Michael Königstein: Die Premiere war gut besucht. Dann kam uns aber Corona dazwischen, die letzten Vorstellungen sind nacheinander ausgefallen, und mittlerweile läuft es erst wieder an. Noch ist das Haus ein bisschen leergefegt, auch weil in Bayern jetzt erst wieder 50 Prozent der Plätze belegt werden dürfen.
Eigentlich will ja niemand Zweit- und Drittinszenierungen machen. Alle interessieren sich für Uraufführungen, da kommt die große Presse, es gibt überregionale Aufmerksamkeit.

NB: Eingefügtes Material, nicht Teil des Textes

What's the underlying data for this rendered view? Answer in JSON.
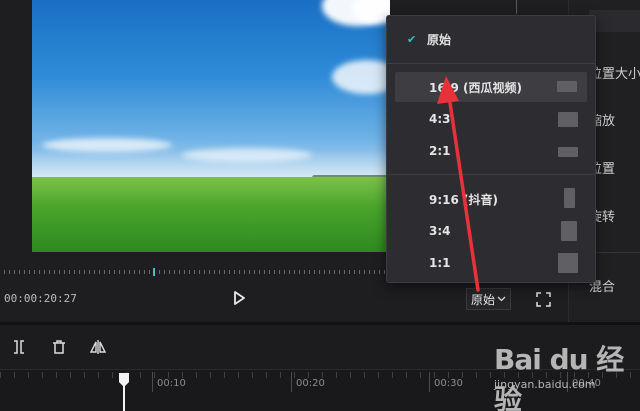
{
  "player": {
    "timecode": "00:00:20:27",
    "ratio_current": "原始",
    "scrub_progress": 0.4
  },
  "ratio_menu": {
    "items": [
      {
        "label": "原始",
        "selected": true,
        "shape": null
      },
      {
        "label": "16:9 (西瓜视频)",
        "hover": true,
        "shape": "landscape-16-9"
      },
      {
        "label": "4:3",
        "shape": "landscape-4-3"
      },
      {
        "label": "2:1",
        "shape": "landscape-2-1"
      },
      {
        "label": "9:16 (抖音)",
        "shape": "portrait-9-16"
      },
      {
        "label": "3:4",
        "shape": "portrait-3-4"
      },
      {
        "label": "1:1",
        "shape": "square-1-1"
      }
    ]
  },
  "inspector": {
    "labels": [
      "位置大小",
      "缩放",
      "位置",
      "旋转",
      "混合"
    ]
  },
  "timeline": {
    "ruler_labels": [
      "00:10",
      "00:20",
      "00:30",
      "00:40"
    ],
    "tools": [
      "split-icon",
      "delete-icon",
      "mirror-icon"
    ]
  },
  "watermark": {
    "logo": "Bai du 经验",
    "url": "jingyan.baidu.com"
  },
  "colors": {
    "accent": "#38c2c9",
    "annotation": "#e8323a",
    "panel_bg": "#2d2d31"
  }
}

Mit Zweitinszenierungen gewinnt man überregional keinen Blumentopf, und viel Publikum kommt auch nicht, weil das Publikum "Hamlet" sehen möchte.

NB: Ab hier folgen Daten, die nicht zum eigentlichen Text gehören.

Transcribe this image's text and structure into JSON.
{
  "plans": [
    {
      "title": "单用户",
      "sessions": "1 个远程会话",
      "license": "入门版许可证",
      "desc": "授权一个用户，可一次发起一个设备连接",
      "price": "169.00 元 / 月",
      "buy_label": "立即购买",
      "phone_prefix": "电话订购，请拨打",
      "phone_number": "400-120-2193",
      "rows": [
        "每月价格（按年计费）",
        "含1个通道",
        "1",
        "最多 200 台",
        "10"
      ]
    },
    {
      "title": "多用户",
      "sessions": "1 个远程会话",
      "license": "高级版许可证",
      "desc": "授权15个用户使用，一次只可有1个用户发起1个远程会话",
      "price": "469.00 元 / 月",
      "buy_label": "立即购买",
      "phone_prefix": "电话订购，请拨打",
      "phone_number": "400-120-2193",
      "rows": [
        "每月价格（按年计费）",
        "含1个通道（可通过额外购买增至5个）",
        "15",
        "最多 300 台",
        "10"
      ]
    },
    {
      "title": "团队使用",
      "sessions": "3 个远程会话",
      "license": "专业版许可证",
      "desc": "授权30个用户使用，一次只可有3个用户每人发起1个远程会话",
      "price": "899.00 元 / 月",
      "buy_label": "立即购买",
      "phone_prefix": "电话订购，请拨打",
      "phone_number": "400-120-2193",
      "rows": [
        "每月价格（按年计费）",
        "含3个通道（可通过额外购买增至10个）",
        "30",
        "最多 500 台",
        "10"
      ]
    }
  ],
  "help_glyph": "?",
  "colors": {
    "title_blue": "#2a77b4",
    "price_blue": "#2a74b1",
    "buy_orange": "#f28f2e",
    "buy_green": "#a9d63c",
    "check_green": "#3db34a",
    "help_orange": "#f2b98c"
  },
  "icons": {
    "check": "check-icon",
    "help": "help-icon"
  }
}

Michael Königstein: Ich habe die Inszenierung als Debütant aus einer Regieassistenz heraus gemacht, da stellte sich diese Frage ganz anders. Es ist natürlich so, dass ich keine Uraufführung bekomme, aber sowohl im Sinne des Nürnberger Spielplans als auch wegen meines eigenen Interesses sollte ich etwas Zeitgenössisches machen, keinen Klassiker. Entsprechend war von Anfang an klar, dass das eine Zweit- oder Drittinszenierung wird. Aber weil das keine Uraufführung war, konnte ich die Inszenierung auch ziemlich frei gestalten, konnte ich stärker eine Setzung anlegen.

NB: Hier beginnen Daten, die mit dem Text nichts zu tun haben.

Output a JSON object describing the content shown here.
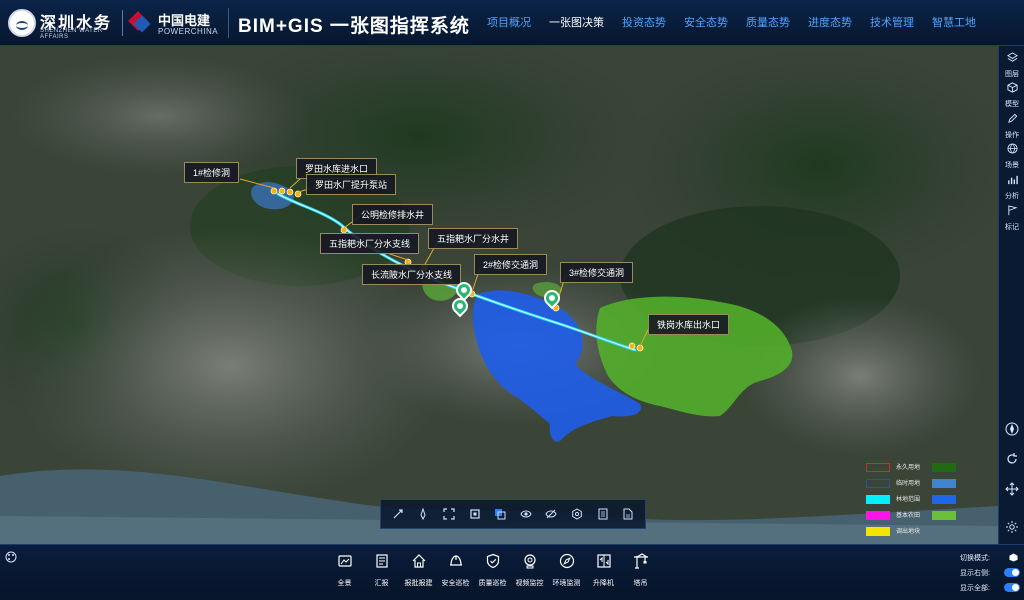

Die Uraufführung inszenierte Marie Bues vor zweieinhalb Jahren in Lübeck. Im Vergleich zu dieser Inszenierung gehen Sie viel deutlicher auf die bekannte "Nosferatu"-Filmästhetik ein.
Michael Königstein: Ich kenne die Inszenierung aus Lübeck gar nicht, ich habe versucht, mich extrem davon fernzuhalten. Es gab auch noch eine zweite Inszenierung in Mannheim, die habe ich auch nicht gesehen. Ich wollte da einen freien Kopf behalten.
Weshalb das denn?
Michael Königstein: Das liegt vielleicht auch an der Nervosität, die ich in meiner speziellen Rolle als Debütant hatte. Und ich wollte erst einmal das eigene Ding machen. Ich hatte ein bisschen Angst: Wenn ich mir die Uraufführungsinszenierung anschaue und da eine gute Idee sehe, dann kann ich die nicht einfach kopieren. Wenn ich aber etwas mache, ohne zuvor gesehen zu haben, dass Marie Bues es in Lübeck ganz ähnlich gemacht hat, bin ich viel entspannter.
Und was bedeutet der Film "Nosferatu" jetzt für Ihre Inszenierung?
Michael Königstein: Der Film bestimmt den Ort, an dem die Figuren sich treffen: ein alter, verlassener Lost Space, ein Kino. Und der stellt die vierte Figur des Stücks dar. Das ist bei mir deutlicher als im Text, in dem diese vierte Figur nur mit einem der Protagonisten spricht, mit dem queeren Immobilienmakler nämlich. Bei uns tritt sie viel deutlicher in die Handlung ein. Und wir beziehen uns auch ganz klar darauf, wenn eine Figur wie der Vampirdarsteller Max Schreck aus der Kinoleinwand heraustritt. Die Folie des Films nutzen wir, um die Horrorästhetik deutlicher herauszuarbeiten.
Ihre Inszenierung zeigt ein traditionelles Stück. Die Vorlage ist ja eher eine Textfläche, und Marie Bues in Lübeck hat sie auch so inszeniert. Aber Sie wollten etwas erzählen, oder?
Michael Königstein: Genau. Bei uns durchlaufen alle drei Figuren ein Narrativ, über das sie jeweils zum Vampir werden. Das Narrativ des Vampir-Werdens ist auch schon im Text von Sivan Ben Yishai drin, ich habe aber den Weg der direkten Verkörperung dieser Erzählstränge gewählt, weil das auf unterschiedliche Art die Verinnerlichung der kapitalistisch-vampiristischen Ausbeutung zeigt.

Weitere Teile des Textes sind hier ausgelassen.